US equities took the prospects of another rate hike in 2017 in their stride. The Dow Jones Industrial Average (DJIA) increased 0.2% to 22,413 and the S&P 500 Index gained 0.1% to 2,508. Citi analysts have a neutral outlook on US equities within a diversified portfolio. While corporate earnings are expected to grow 9% in 2018, current valuations at 20x 2017 price-to-earnings ratio look stretched.
The US 2-year and 10-year Treasury yields moved four and three basis points higher respectively as the market priced in a faster pace of hikes. The probability of a 2017 December rate hike increased from around 50% a week ago to 65%. Citi analysts expect the 10-year US Treasury yield to end 2018 at 2.75%. As yields move higher, this could raise volatility in selected bond sectors. In particular – while Citi analysts remain moderately overweight on US high-yield corporate bonds, with spreads at post-crisis lows – income-seeking investors can consider diversifying into emerging-market debt, US investment-grade corporate bonds, non-agency residential mortgage-backed securities and high-dividend-yielding European equities.
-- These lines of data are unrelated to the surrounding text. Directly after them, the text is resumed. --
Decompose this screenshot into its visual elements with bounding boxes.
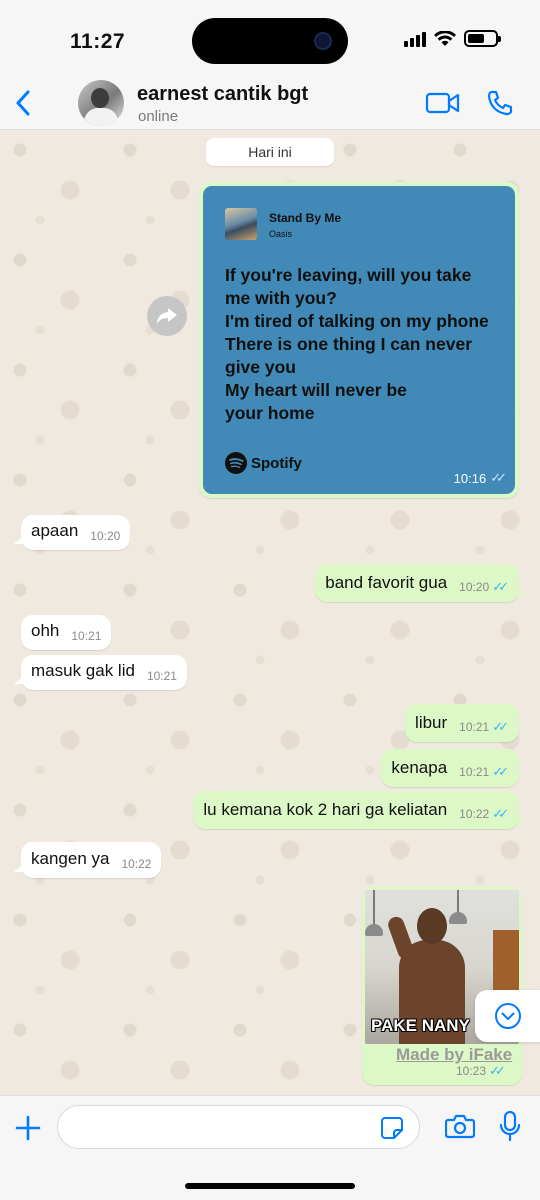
song-artist: Oasis: [269, 229, 293, 239]
message-meta: 10:20 ✓✓: [459, 579, 509, 602]
lyrics-text: If you're leaving, will you take me with…: [225, 264, 505, 425]
incoming-message[interactable]: masuk gak lid 10:21: [14, 655, 187, 690]
incoming-message[interactable]: apaan 10:20: [13, 515, 131, 550]
watermark-text: Made by iFake: [396, 1045, 513, 1064]
camera-button[interactable]: [444, 1113, 476, 1144]
attach-button[interactable]: [14, 1114, 42, 1147]
message-time: 10:21: [459, 720, 490, 734]
message-time: 10:21: [459, 765, 490, 779]
contact-avatar[interactable]: [78, 80, 124, 126]
message-meta: 10:23 ✓✓: [456, 1063, 506, 1079]
message-time: 10:20: [90, 529, 121, 543]
camera-icon: [444, 1114, 476, 1139]
message-time: 10:16: [453, 470, 487, 486]
lyric-line: If you're leaving, will you take: [225, 265, 472, 285]
outgoing-message[interactable]: band favorit gua 10:20 ✓✓: [315, 564, 526, 602]
message-meta: 10:21 ✓✓: [459, 719, 509, 742]
date-divider: Hari ini: [206, 138, 334, 166]
incoming-message[interactable]: ohh 10:21: [21, 615, 112, 650]
spotify-lyrics-card[interactable]: Stand By Me Oasis If you're leaving, wil…: [203, 186, 515, 494]
scroll-to-bottom-button[interactable]: [475, 990, 540, 1042]
voice-call-button[interactable]: [486, 89, 514, 122]
message-time: 10:21: [146, 669, 177, 683]
outgoing-message[interactable]: libur 10:21 ✓✓: [405, 704, 519, 742]
message-time: 10:22: [121, 857, 152, 871]
read-ticks-icon: ✓✓: [489, 1063, 506, 1078]
lyric-line: me with you?: [225, 288, 337, 308]
spotify-icon: [225, 452, 247, 474]
chat-header: earnest cantik bgt online: [0, 75, 540, 130]
forward-button[interactable]: [147, 296, 187, 336]
chevron-down-circle-icon: [495, 1003, 521, 1029]
message-text: kangen ya: [31, 848, 110, 868]
message-text: lu kemana kok 2 hari ga keliatan: [203, 799, 448, 819]
message-text: apaan: [31, 520, 79, 540]
status-icons: [404, 30, 501, 47]
dynamic-island: [192, 18, 348, 64]
plus-icon: [15, 1115, 41, 1141]
cellular-signal-icon: [404, 31, 426, 47]
voice-message-button[interactable]: [499, 1110, 521, 1146]
contact-name[interactable]: earnest cantik bgt: [137, 83, 308, 106]
message-text: band favorit gua: [325, 572, 448, 592]
status-bar: 11:27: [0, 0, 540, 75]
sticker-icon: [381, 1117, 403, 1139]
chevron-left-icon: [16, 90, 30, 116]
status-time: 11:27: [70, 30, 126, 53]
lyric-line: My heart will never be: [225, 380, 407, 400]
battery-level: [468, 34, 484, 43]
message-time: 10:20: [459, 580, 490, 594]
message-time: 10:21: [71, 629, 102, 643]
message-text: masuk gak lid: [31, 660, 135, 680]
message-text: ohh: [31, 620, 60, 640]
forward-arrow-icon: [157, 308, 177, 324]
message-meta: 10:21 ✓✓: [459, 764, 509, 787]
wifi-icon: [434, 30, 456, 46]
read-ticks-icon: ✓✓: [490, 470, 507, 485]
message-meta: 10:22 ✓✓: [459, 806, 509, 829]
lyric-line: I'm tired of talking on my phone: [225, 311, 489, 331]
read-ticks-icon: ✓✓: [492, 764, 509, 779]
spotify-logo: Spotify: [225, 452, 302, 474]
message-input[interactable]: [57, 1105, 420, 1149]
message-meta: 10:16 ✓✓: [454, 470, 507, 486]
lyric-line: your home: [225, 403, 315, 423]
phone-icon: [487, 90, 513, 116]
spotify-share-message[interactable]: Stand By Me Oasis If you're leaving, wil…: [199, 182, 519, 498]
camera-dot-icon: [314, 32, 332, 50]
outgoing-message[interactable]: lu kemana kok 2 hari ga keliatan 10:22 ✓✓: [193, 791, 526, 829]
outgoing-message[interactable]: kenapa 10:21 ✓✓: [381, 749, 519, 787]
song-title: Stand By Me: [269, 211, 342, 225]
read-ticks-icon: ✓✓: [492, 579, 509, 594]
lyric-line: There is one thing I can never: [225, 334, 473, 354]
album-art: [225, 208, 257, 240]
video-camera-icon: [425, 92, 460, 114]
sticker-button[interactable]: [380, 1116, 404, 1145]
lyric-line: give you: [225, 357, 296, 377]
microphone-icon: [499, 1110, 521, 1142]
message-time: 10:22: [459, 807, 490, 821]
incoming-message[interactable]: kangen ya 10:22: [13, 842, 162, 878]
home-indicator: [185, 1183, 355, 1189]
back-button[interactable]: [8, 85, 38, 121]
spotify-brand-label: Spotify: [251, 454, 302, 472]
meme-caption: PAKE NANY: [371, 1016, 470, 1035]
message-time: 10:23: [456, 1064, 487, 1078]
video-call-button[interactable]: [425, 91, 461, 120]
battery-icon: [464, 30, 501, 47]
read-ticks-icon: ✓✓: [492, 719, 509, 734]
read-ticks-icon: ✓✓: [492, 806, 509, 821]
message-text: libur: [415, 712, 448, 732]
contact-status: online: [138, 108, 179, 125]
message-text: kenapa: [391, 757, 448, 777]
While the dollar index appreciated 0.8% after the Fed meeting, investors may want to temper their longer term outlook for the US dollar. While the dollar can still rally in the short-term on the back of quicker progress on US tax reforms or heightened geopolitical risks, Citi analysts believe that the longer term trend for the dollar is down. This comes about as the US economy runs persistent and larger twin deficits and the momentum in other foreign economies pick up. Citi analysts’ subdued outlook for the dollar is one of the factors underpinning Citi’s positive outlook for emerging-market assets.